Global Economy Prize Laureate 2015
Sir Christopher A. Pissarides
Christopher Antoniou Pissarides, born 20 February 1948 in Cyprus, is a Cypriot British economist. He is professor of economics and politics at the London School of Economics (LSE). He is particularly interested in researching unemployment. In 2010 has been co-recipient of the Nobel Memorial Prize in Economics for his research work on the economic problems of job hunting – i.e. the analysis of frictional markets. His fellow laureates for the prize have been Peter Diamond and Dale Mortensen.
Christopher Pissarides started his academic career at the University of Essex where he studied economics from 1967 until 1971. He took his PhD at the London School of Economics; his thesis is entitled “Individual Behaviour in Markets with Imperfect Information”. After a short period working at the Central Bank of Cyprus, Pissarides became assistant professor for economics at the University of Southampton before he moved back to the London School of Economics. Over the next few years he was promoted from “assistant” to “full” professor for economics. Since 1994 he has been doing research at the London Center for Economic Policy Research (CEPR) and at the Institut zur Zukunft der Arbeit (IZA) in Bonn, Germany, too. Furthermore he has been a guest professor at a number of prestigious US universities and research institutes, like Harvard, Princeton, Berkeley, Yale and the National Bureau of Economic Research.
Pissarides researches on the interdependencies of the labor market and the macro economy, focusing especially on the interaction between unemployment and employment policy. This range of topics has been called “search and matching theory”. It is especially relevant on those markets where searching plays an important role, namely on imperfect markets ridden with lack of information, uncertainties and frictions. Further possible applications are real estate markets and marriage markets. Pissarides’ most influential publication is said to be „Job Creation and Job Destruction in the Theory of Unemployment“, (with Dale Mortensen, Review of Economic Studies, 1994). The model presented in this article became widely used in labor market analysis.

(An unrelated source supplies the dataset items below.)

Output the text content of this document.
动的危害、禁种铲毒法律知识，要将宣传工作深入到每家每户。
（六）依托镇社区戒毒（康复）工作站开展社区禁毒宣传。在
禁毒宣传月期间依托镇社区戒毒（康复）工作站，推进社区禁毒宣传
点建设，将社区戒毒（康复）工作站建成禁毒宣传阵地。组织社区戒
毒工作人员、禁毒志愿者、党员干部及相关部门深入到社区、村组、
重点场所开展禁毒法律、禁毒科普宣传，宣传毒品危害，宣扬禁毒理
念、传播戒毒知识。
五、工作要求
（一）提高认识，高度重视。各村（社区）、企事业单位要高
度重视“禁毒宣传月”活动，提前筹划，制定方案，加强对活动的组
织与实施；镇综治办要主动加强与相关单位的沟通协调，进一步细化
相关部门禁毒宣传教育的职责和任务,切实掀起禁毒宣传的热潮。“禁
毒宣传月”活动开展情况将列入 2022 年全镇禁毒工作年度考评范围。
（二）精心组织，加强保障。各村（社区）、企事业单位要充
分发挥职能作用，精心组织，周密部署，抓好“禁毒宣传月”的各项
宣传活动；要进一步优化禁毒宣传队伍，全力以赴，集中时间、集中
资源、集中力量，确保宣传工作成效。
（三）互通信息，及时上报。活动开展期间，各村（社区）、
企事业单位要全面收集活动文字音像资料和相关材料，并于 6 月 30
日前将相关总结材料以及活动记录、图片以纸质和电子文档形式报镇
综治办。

Pissarides has been awarded with numerous further awards, as for instance the IZA Prize in Labour Economics in 2005 (with Dale Mortensen), the Republic of Cyprus Aristeion for the Arts, Literature and Sciences (2008), the Gold Medal for Outstanding Contribution to Public Discourse of the Trinity College, Dublin (2012). He became foreign member of honor of the American Economic Association; since 2005 he serves as a board member of the European Economic Association and as its president since 2011.
In 2013 Pissarides was named a Knight Bachelor by Queen Elizabeth II and since is properly called “Sir Christopher”.